City Council to consider allowing Albuquerque Police Department to keep license plate data from public longer | #citycouncil


Albuquerque Police Department | Photo Illustration: KRQE News 13

ALBUQUERQUE, N.M. (KRQE) –  The Albuquerque Police Department has a network of cameras monitoring license plates throughout the city. Now, there’s a push to let police keep that data for longer. One city councilor is proposing changes to an existing law which increases how long police can keep it.

Instead of only holding the data from license plates for two weeks, which is the current protocol, this resolution would let the Albuquerque Police Department (APD) store it for up to a year. “What an automated license plate reader is, is essentially a camera that takes a picture and then uses what’s referred to as OCR, or object character recognition to essentially read a license plate,” said Deputy Chief J.J. Griego, APD. It gathers location information from parked vehicles and those in traffic, and then runs it against state and national databases.

“In our case, the officers have a system in their cars and it will provide them an alert when one of those license plates passes one of those cameras and has what we refer to as a hit,” Griego says. The deputy chief says they also have a historical database which a select few have access to where this information is then stored, where they are able to go back in time and investigate crimes. “We’re able to look and see what vehicles may have left that area, what vehicles came into that area,” Griego said.

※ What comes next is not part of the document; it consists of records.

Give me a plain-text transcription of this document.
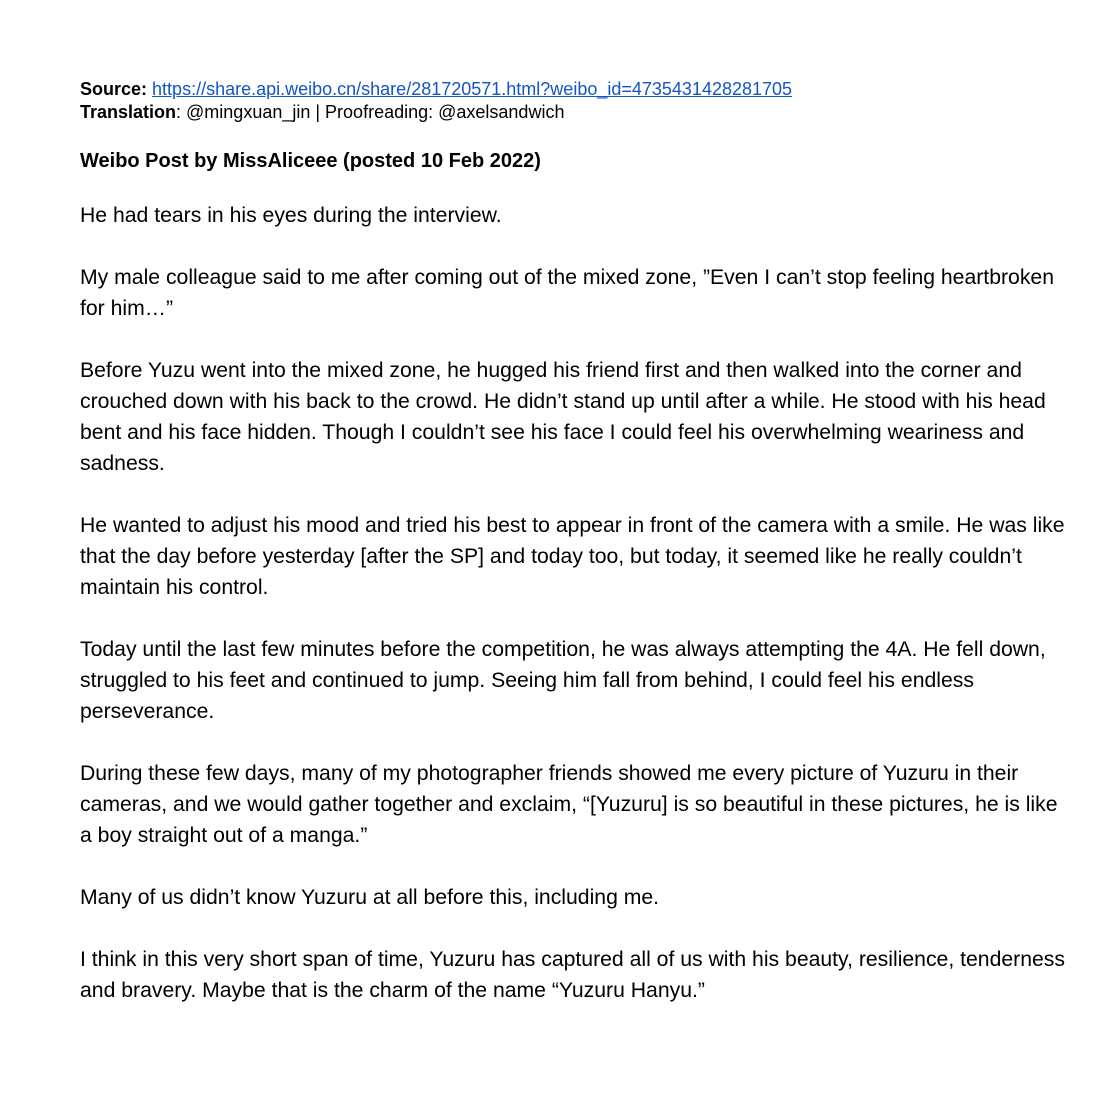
Source: https://share.api.weibo.cn/share/281720571.html?weibo_id=4735431428281705
Translation: @mingxuan_jin | Proofreading: @axelsandwich
Weibo Post by MissAliceee (posted 10 Feb 2022)

He had tears in his eyes during the interview.

My male colleague said to me after coming out of the mixed zone, ”Even I can’t stop feeling heartbroken for him…”

Before Yuzu went into the mixed zone, he hugged his friend first and then walked into the corner and crouched down with his back to the crowd. He didn’t stand up until after a while. He stood with his head bent and his face hidden. Though I couldn’t see his face I could feel his overwhelming weariness and sadness.

He wanted to adjust his mood and tried his best to appear in front of the camera with a smile. He was like that the day before yesterday [after the SP] and today too, but today, it seemed like he really couldn’t maintain his control.

Today until the last few minutes before the competition, he was always attempting the 4A. He fell down, struggled to his feet and continued to jump. Seeing him fall from behind, I could feel his endless perseverance.

During these few days, many of my photographer friends showed me every picture of Yuzuru in their cameras, and we would gather together and exclaim, “[Yuzuru] is so beautiful in these pictures, he is like a boy straight out of a manga.”

Many of us didn’t know Yuzuru at all before this, including me.

I think in this very short span of time, Yuzuru has captured all of us with his beauty, resilience, tenderness and bravery. Maybe that is the charm of the name “Yuzuru Hanyu.”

Right now, APD is only allowed to keep those pictures for 14 days before having to purge them from the system. This new resolution is asking to let APD keep them for as long as a year. “The issue that we have currently is with the 14-day limit, sometimes it’s longer than 14 days by the time we identify someone related to that crime,” Griego said, “So, by the time we identify somebody, whether it’s six months or eight months later, that information has already been purged from our system so it can’t be used to either rule a person in or rule a person out of being involved in the crime.”

The resolution says it would not cost the city any extra money, because they already have the capability to store information like this for up to one year. “I see it as a tremendous benefit, not only to the department but to the community. If we have a homicide of a child: I don’t want to be the one telling a parent that we may have had information that led to your child’s murderer, but it had to be deleted because it was 15 days ago. We missed it by one day,” Griego said.

The deputy chief wants to assure the public: “We’re not using it as a mass surveillance tool. The only time, and again, it’s strictly controlled, the only time we are using it is to solve a crime.”

The resolution also has a provision that those license plate pictures could be held even longer than a year if they’re being used in a criminal investigation. For comparison, New Mexico State Police can hold onto license plate information for up to three years. This resolution will be introduced at the City Council meeting Monday.